La città che quei soggetti hanno in mente è una sorta di monocoltura, una città che si regge esclusivamente su un solo tipo di risorsa, su un afflusso di denaro che arriva solo da un rubinetto, un insieme di edifici, molto vasto, pieno di gente che arriva, resta per un po’e poi parte. Servono mezzi per farla arrivare e muovere a piedi su un percorso dotato di mangiatoie, sedili, rinfrescatoi, cose da vedere e fotografare, luoghi per divertirsi, dormitori, poi aerei, navi e mezzi veloci per farla ripartire. A prezzi ben differenziati, e se possibile su percorsi poco intersecantisi. Distinguiamo sempre un po’ le classi di appartenenza, prego. Tutto il resto non conta e va sacrificato.

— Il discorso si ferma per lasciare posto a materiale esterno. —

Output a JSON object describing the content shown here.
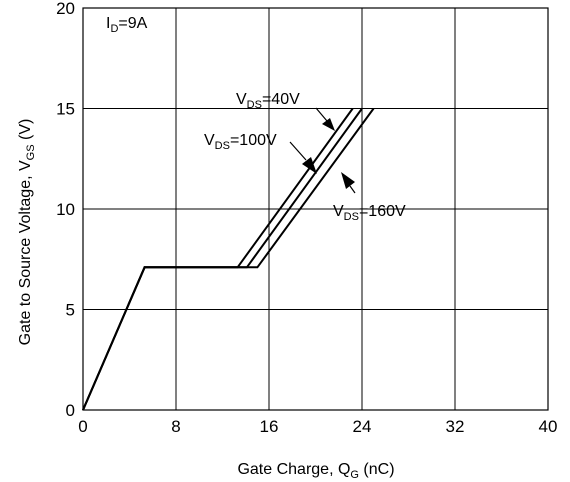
{
  "chart_data": {
    "type": "line",
    "xlabel": "Gate Charge, Q",
    "xlabel_sub": "G",
    "xlabel_suffix": " (nC)",
    "ylabel": "Gate to Source Voltage, V",
    "ylabel_sub": "GS",
    "ylabel_suffix": " (V)",
    "xlim": [
      0,
      40
    ],
    "ylim": [
      0,
      20
    ],
    "xticks": [
      "0",
      "8",
      "16",
      "24",
      "32",
      "40"
    ],
    "yticks": [
      "0",
      "5",
      "10",
      "15",
      "20"
    ],
    "grid": true,
    "condition": {
      "main": "I",
      "sub": "D",
      "rest": "=9A"
    },
    "series": [
      {
        "name": "V_DS=40V",
        "label_main": "V",
        "label_sub": "DS",
        "label_rest": "=40V",
        "points": [
          [
            0,
            0
          ],
          [
            5.3,
            7.1
          ],
          [
            13.3,
            7.1
          ],
          [
            23.2,
            15
          ]
        ]
      },
      {
        "name": "V_DS=100V",
        "label_main": "V",
        "label_sub": "DS",
        "label_rest": "=100V",
        "points": [
          [
            0,
            0
          ],
          [
            5.3,
            7.1
          ],
          [
            14.1,
            7.1
          ],
          [
            24.0,
            15
          ]
        ]
      },
      {
        "name": "V_DS=160V",
        "label_main": "V",
        "label_sub": "DS",
        "label_rest": "=160V",
        "points": [
          [
            0,
            0
          ],
          [
            5.3,
            7.1
          ],
          [
            15.0,
            7.1
          ],
          [
            25.0,
            15
          ]
        ]
      }
    ],
    "colors": {
      "line": "#000000",
      "grid": "#000000",
      "background": "#ffffff"
    }
  }
}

Il pericolo è quello delle monocolture, arriva un piccolo, minuscolo parassita, e la sterminata coltivazione muore. E il coltivatore pure. Per fare un esempio: una crisi come una epidemia, una “guerricciola” e un po’ di terrorismo e qui non viene più nessuno, e muore la monocoltura turistica, cioè muore l’economia della città. E non sono restate altre fonti di reddito, le hanno chiuse tutte(è importante ricordare che FIRENZE-PRATO PISTOIA ERANO IL TERZO POLO INDUSTRIALE DELL’ITALIA CON L’ESISTENZA DELLA BORSA MERCI A FIRENZE-DI TUTTO QUESTO NON ESISTE PIU’ NIENTE-).
Resta infine un altro esito, di tipo  sociologico, una conseguenza letale: la mutazione  della struttura sociale, forse addirittura antropologica. Scompare la tradizionale stratificazione in classi, ognuna con una propria forte identità di gruppo, con propri valori, attitudini, capacità e saperi,  che variamente si uniscono per un comune senso di appartenenza, o si contrappongono, riuscendo però sempre a ristrutturarsi  e rimodellarsi in base a processi vitali .

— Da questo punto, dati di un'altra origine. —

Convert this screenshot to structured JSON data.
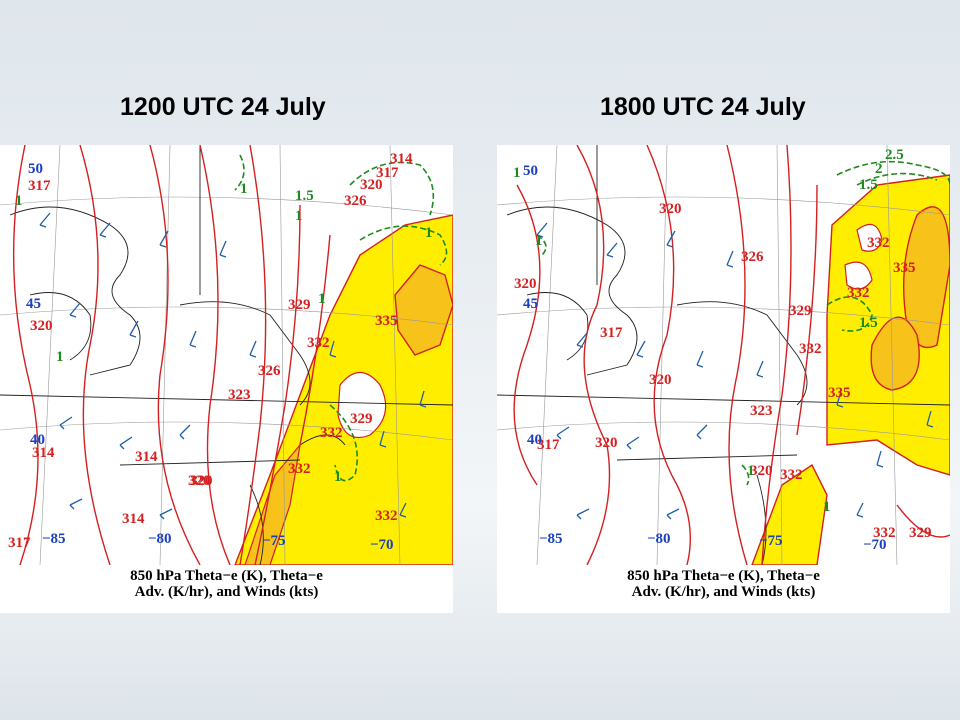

Nel nefando progetto in atto, ripetiamo, tutto ciò va a scomparire: se si riprogramma e si riprogetta la base economica fondamentale in senso univoco, la monocoltura turistica, cambia il lavoro ma cambiano anche i “lavoratori”, i cittadini. Il lavoro non è produttivo di beni e merci ma consiste solo nel fornire cibo, alloggio, svaghi, transiti, spostamenti, attrazioni spettacolari ( V. Nerone Rock a Roma), shopping, e i cittadini lavoratori trovano impiego solo in questo schema.  Non è un caso che in televisione si trovino sempre più programmi in cui si cucina, si assaggia, si mangia, in cui i cuochi sono addirittura maitres à penser, vere star mediatiche, che gareggiano, si sfidano cucinando autentiche porcherie che alcuni di noi non mangerebbero mai, però questo è quello che viene proposto e  scodellato. Una società di camerieri, di cuochi, di affittacamere, di sommelier, insomma di osti(IN QUASI TUTTI GLI ATENEI ITALIANI SONO STATI ISTITUITI CORSI DI LAUREA IN "SCIENZE GASTRONOMICHE", aggiungendo una  ulteriore scamorza  alla lunga lista di pseudo scienze e pseudo lauree, inventate per fare cassetta). 

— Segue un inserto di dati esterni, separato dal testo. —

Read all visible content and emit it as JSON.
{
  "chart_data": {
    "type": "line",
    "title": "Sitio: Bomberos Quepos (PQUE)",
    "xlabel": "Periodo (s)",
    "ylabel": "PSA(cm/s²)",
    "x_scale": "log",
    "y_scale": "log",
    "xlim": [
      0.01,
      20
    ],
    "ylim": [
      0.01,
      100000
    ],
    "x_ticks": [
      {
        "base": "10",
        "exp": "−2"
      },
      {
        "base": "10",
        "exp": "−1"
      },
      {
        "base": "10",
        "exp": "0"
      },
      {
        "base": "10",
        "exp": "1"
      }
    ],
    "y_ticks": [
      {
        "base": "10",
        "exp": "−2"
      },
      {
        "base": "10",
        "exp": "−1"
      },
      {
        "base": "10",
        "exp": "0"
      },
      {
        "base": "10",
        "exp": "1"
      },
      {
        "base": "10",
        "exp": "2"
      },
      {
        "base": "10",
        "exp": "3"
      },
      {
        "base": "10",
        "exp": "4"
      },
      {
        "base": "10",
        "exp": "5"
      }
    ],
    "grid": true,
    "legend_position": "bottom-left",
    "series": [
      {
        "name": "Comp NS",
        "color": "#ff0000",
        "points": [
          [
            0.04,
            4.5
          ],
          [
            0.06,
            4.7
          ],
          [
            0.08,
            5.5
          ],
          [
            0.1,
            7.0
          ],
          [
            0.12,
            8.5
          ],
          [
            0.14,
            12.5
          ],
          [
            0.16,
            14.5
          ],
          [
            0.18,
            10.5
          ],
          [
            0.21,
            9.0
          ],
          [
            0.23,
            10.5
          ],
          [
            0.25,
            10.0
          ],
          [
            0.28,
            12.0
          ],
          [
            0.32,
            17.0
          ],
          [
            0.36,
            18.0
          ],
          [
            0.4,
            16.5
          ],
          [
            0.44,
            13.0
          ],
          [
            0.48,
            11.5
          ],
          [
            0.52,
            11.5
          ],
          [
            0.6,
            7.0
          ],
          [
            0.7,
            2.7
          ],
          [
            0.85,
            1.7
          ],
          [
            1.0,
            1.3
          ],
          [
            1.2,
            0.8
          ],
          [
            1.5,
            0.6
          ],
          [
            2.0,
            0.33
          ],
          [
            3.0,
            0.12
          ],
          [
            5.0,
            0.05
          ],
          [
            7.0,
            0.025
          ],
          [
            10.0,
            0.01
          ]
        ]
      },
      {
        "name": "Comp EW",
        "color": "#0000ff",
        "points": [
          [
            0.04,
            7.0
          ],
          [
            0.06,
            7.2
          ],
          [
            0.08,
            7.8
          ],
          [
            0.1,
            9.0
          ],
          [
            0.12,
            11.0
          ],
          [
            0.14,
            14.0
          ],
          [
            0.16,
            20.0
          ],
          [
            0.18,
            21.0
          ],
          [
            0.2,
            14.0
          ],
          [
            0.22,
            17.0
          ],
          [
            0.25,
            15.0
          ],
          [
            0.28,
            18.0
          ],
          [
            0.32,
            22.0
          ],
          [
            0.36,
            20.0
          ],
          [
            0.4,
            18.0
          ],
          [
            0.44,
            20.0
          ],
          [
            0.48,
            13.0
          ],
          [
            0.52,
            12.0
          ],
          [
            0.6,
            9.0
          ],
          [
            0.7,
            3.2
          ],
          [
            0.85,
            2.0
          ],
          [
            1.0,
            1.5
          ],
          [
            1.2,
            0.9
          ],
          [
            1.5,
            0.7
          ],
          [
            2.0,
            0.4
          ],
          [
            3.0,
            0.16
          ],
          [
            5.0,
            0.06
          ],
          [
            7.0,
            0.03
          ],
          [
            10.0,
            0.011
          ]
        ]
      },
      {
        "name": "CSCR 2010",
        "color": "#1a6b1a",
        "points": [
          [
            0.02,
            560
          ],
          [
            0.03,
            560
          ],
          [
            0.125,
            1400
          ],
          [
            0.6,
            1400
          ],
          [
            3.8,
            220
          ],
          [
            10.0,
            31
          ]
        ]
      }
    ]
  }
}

. Chi possiede i pacchetti di azioni, di viaggi, di soggiorni, guadagna quello che vuole, ai restanti non resta che trottare e sorridere. Ma che società è ? Che società vogliono sfornare? Che cittadini ci saranno? Obbedienti e servizievoli, certo.

Perciò non si dica mai più che non c’è un progetto d’insieme. C’è un progetto che considera tutto come commestibile, pure noi, dal momento che siamo già stati intortati e spennati a dovere.